I’ve left the background transparent as inheriting form Holo.Light works well for our desired palette. If you’d like to customise it you easily override the android:background item on the android:actionBarStyle style:

<style name="MyActionBar" parent="android:style/Widget.Holo.Light.ActionBar">
    <item name="android:background">@drawable/action_bar_background</item>

Bringing it all together

Putting all of these components together we can create a custom style:

<style name="Theme.AndroidDevelopers" parent="android:style/Theme.Holo.Light">
    <item name="android:selectableItemBackground">@drawable/ad_selectable_background</item>
    <item name="android:popupMenuStyle">@style/MyPopupMenu</item>
    <item name="android:dropDownListViewStyle">@style/MyDropDownListView</item>
    <item name="android:actionBarTabStyle">@style/MyActionBarTabStyle</item>
    <item name="android:actionDropDownStyle">@style/MyDropDownNav</item>
    <item name="android:listChoiceIndicatorMultiple">@drawable/ad_btn_check_holo_light</item>
    <item name="android:listChoiceIndicatorSingle">@drawable/ad_btn_radio_holo_light</item>

We can then apply this style to either an individual activity or to the entire application:

<activity android:name=".MainActivity" 

Note that some of the system styles that we have overridden in this example will affect much more than the Action Bar.
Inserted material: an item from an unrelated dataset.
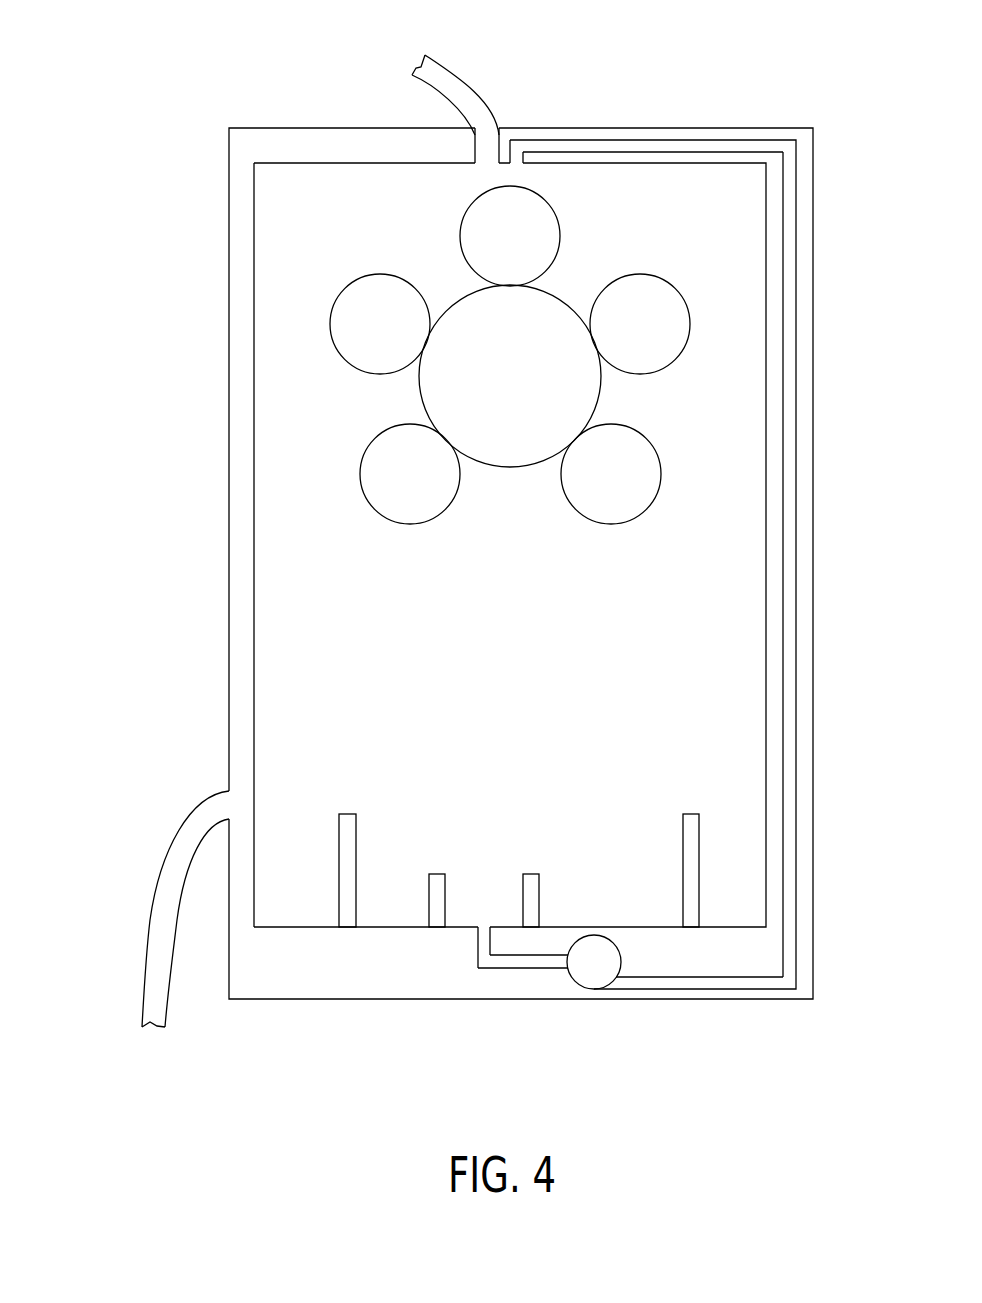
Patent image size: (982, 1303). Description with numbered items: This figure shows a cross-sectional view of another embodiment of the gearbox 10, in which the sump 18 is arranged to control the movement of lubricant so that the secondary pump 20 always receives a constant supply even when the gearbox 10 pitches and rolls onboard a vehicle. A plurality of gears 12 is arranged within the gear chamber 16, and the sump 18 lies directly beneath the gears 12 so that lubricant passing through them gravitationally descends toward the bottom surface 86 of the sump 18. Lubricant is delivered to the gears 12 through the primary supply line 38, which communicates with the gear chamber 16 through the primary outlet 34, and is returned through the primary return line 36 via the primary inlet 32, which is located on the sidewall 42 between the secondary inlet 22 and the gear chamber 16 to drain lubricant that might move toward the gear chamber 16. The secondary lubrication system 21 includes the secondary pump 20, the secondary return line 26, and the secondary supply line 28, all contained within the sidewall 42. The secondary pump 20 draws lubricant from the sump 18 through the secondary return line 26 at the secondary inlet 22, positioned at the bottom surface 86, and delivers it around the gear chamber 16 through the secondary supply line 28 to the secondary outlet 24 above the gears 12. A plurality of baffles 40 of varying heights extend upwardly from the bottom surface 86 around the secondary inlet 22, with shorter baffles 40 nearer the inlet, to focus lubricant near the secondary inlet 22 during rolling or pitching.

For example overriding android:selectableItemBackground will effect many widgets which support a selectable state. This is useful for styling your entire application but be sure to test that your customisations are applied consistently throughout.

Familiar but styled

Customising the action bar is a great way to extend your application’s branding to the standard control components. With this power, as they say, comes great responsibility. When customising the user interface you must take great care to ensure that your application remains legible and navigable. In particular, watch out for highlight colours which contrast poorly with text and provide drawables for all relevant states. Explore this demo application which exercises the functionality offered by the Action Bar and demonstrates how to theme it.